Exploring the dataset


  • The dataset used in this tutorial includes stool samples from a study investigating non-invasive diagnostic methods for Inflammatory Bowel Disease.
  • We can use the rpx package to download and explore data from PRIDE or the ProteomeXchange Consortium without leaving R.

Processing data with DIA-NN


  • Raw files from a mass spectrometry-based DIA proteomics experiment can be processed using DIA-NN (peptide identification and protein inference).
  • The DIA-NN workflow has two key steps: generating a predicted spectral library, and processing raw files.
  • The DIA-NN documentation contains detailed information about changing default settings as appropriate for your experiment.

Data cleaning with R


  • Key elements of the proteomics data cleaning workflow include: quality filtering, removing contaminants, protein quantification, managing batch effects, and normalisation.
  • We can use the limpa package in R to clean our peptide data and generate a complete, analysis-ready protein matrix with corresponding standard error values.

Differential expression analysis


  • We can fit a linear model to our data and conduct differential expression analysis using limpa and limma functions.
  • There are many different ways to visualise differentially expressed proteins.

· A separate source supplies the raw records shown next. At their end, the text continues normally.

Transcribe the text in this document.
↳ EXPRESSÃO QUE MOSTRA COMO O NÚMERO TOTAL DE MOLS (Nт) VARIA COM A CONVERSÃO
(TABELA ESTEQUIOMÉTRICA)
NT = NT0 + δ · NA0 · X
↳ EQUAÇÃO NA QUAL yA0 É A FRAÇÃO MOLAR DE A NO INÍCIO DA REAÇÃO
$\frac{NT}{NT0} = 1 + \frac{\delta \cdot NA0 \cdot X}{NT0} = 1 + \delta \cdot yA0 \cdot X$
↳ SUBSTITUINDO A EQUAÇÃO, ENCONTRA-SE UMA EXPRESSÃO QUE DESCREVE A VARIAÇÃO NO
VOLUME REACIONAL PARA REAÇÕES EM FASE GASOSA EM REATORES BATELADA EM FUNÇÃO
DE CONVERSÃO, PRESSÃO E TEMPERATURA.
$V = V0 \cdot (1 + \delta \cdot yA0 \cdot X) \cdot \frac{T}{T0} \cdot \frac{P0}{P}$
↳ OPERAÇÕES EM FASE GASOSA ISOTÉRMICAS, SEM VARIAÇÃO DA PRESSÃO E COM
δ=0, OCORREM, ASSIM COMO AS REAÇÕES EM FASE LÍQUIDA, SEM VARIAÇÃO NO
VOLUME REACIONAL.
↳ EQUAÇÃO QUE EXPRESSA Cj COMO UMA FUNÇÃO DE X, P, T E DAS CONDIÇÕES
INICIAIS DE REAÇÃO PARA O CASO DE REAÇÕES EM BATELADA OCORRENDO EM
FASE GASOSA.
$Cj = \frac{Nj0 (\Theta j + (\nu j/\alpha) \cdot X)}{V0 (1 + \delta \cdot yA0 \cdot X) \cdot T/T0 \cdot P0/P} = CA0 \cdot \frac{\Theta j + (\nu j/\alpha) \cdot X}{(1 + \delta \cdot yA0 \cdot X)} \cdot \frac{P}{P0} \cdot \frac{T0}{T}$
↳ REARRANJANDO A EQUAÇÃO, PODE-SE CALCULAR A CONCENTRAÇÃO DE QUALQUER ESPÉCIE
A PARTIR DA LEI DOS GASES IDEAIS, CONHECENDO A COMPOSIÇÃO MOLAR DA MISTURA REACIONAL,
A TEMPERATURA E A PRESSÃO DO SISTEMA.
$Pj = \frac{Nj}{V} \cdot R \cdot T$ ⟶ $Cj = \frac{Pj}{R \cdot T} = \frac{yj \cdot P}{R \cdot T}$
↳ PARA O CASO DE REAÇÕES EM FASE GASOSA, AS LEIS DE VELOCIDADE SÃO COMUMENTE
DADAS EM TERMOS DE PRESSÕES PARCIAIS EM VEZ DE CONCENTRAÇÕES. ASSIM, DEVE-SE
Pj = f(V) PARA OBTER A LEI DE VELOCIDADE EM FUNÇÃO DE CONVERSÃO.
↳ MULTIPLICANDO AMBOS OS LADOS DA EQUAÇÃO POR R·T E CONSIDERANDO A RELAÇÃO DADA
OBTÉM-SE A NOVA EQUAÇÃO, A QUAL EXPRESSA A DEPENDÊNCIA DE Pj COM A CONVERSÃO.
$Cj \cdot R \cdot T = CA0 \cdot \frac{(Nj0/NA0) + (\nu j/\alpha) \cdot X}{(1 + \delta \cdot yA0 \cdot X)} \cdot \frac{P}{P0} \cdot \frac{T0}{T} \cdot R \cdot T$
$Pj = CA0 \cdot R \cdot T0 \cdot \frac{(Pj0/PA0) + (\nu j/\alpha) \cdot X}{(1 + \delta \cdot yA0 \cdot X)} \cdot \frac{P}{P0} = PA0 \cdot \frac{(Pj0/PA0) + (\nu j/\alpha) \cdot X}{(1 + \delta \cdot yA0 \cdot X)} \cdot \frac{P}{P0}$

Network and Enrichment Analysis


  • Differential expression analysis identifies statistically significant changes in protein abundance between conditions, but does not necessarily tell us the biological significance of such identified proteins.
  • Network analysis (STRING) can reveal physical or functional interactions among DE proteins.
  • Enrichment analysis (GO/KEGG) can link those proteins to known biological processes or pathways.
  • Using multiple approaches can help you interpret proteomics data to measure reliability and consistency of results.